Comparing Linkage Methods
The choice of linkage method affects how the hierarchy is built and, consequently, the final weights. The four standard methods are:
- Single: Merges clusters by the minimum pairwise distance (can produce long chains)
- Complete: Merges by maximum pairwise distance (produces compact clusters)
- Average: Uses the mean pairwise distance (a compromise)
- Ward: Minimizes within-cluster variance (tends to produce balanced trees)
# Test different clustering methods
methods = ['single', 'complete', 'average', 'ward']
fig, axes = plt.subplots(2, 2, figsize=(15, 12))
axes = axes.ravel()
for i, method in enumerate(methods):
weights = hrp_weights(returns, linkage_method=method)
axes[i].bar(range(len(returns.columns)), weights)
axes[i].set_xticks(range(len(returns.columns)))
axes[i].set_xticklabels(returns.columns, rotation=45)
axes[i].set_title(f'HRP Weights ({method.capitalize()} Linkage)')
axes[i].set_ylabel('Weight')
axes[i].grid(True, alpha=0.3)
plt.tight_layout()
plt.show()
Different linkage methods can produce materially different weight vectors. Always compare several methods and validate with out-of-sample backtests before committing to one.
Performance Analysis with Tearsheets
Once portfolio weights are determined, it is essential to evaluate performance using standard risk-return metrics.
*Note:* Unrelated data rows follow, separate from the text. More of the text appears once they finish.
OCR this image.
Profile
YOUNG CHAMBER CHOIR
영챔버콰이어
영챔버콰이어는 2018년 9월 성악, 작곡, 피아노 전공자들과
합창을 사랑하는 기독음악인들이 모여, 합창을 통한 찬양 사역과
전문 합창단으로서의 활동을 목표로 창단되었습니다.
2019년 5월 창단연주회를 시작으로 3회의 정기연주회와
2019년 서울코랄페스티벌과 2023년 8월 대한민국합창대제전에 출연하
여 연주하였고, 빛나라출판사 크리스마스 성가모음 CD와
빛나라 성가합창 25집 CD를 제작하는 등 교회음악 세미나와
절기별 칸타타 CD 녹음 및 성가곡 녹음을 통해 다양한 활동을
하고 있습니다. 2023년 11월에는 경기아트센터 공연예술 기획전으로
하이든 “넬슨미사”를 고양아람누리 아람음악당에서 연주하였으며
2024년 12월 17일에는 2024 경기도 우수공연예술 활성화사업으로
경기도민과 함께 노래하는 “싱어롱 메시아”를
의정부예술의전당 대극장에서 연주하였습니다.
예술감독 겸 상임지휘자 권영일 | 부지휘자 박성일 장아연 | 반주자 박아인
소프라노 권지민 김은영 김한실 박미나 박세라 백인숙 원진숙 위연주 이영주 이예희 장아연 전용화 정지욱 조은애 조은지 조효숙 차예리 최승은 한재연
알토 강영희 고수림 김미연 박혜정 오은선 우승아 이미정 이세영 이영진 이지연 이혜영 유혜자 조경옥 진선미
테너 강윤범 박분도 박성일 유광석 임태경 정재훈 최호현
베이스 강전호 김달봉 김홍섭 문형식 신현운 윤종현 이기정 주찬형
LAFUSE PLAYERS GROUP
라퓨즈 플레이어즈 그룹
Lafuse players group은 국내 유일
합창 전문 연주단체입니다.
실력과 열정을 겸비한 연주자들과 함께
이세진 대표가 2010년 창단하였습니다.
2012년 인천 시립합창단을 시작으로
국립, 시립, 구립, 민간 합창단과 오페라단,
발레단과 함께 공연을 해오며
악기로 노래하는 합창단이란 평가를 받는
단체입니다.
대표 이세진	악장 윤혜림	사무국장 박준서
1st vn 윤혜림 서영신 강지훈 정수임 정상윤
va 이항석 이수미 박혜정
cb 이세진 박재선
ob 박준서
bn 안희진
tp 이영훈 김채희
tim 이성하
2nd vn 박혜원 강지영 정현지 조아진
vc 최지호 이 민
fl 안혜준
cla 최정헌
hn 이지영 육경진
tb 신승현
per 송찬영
Puffin provides a tearsheet module for this purpose.
Computing Portfolio Statistics
from puffin.portfolio import (
compute_stats,
generate_tearsheet,
print_tearsheet_summary
)
# Create portfolio returns using HRP weights
portfolio_returns = (returns * hrp_w.values).sum(axis=1)
# Compute statistics
stats = compute_stats(portfolio_returns, risk_free_rate=0.02, periods_per_year=252)
print("Portfolio Performance:")
print(f"Annual Return: {stats['annual_return']:.2%}")
print(f"Annual Volatility: {stats['annual_vol']:.2%}")
print(f"Sharpe Ratio: {stats['sharpe']:.3f}")
print(f"Sortino Ratio: {stats['sortino']:.3f}")
print(f"Maximum Drawdown: {stats['max_dd']:.2%}")
print(f"Calmar Ratio: {stats['calmar']:.3f}")
print(f"VaR (95%): {stats['var_95']:.2%}")
print(f"CVaR (95%): {stats['cvar_95']:.2%}")
Generating Tearsheets
A tearsheet aggregates cumulative returns, drawdowns, rolling statistics, and benchmark comparisons into a single report.
# Generate comprehensive tearsheet
# If you have a benchmark (e.g., S&P 500 returns)
benchmark_returns = pd.read_csv('sp500_returns.csv', index_col=0, parse_dates=True)
tearsheet = generate_tearsheet(
portfolio_returns,
benchmark=benchmark_returns.squeeze(),
risk_free_rate=0.02
)
# Print formatted summary
print_tearsheet_summary(tearsheet)
# Access specific metrics
print(f"\nBeta: {tearsheet.get('beta', 'N/A'):.3f}")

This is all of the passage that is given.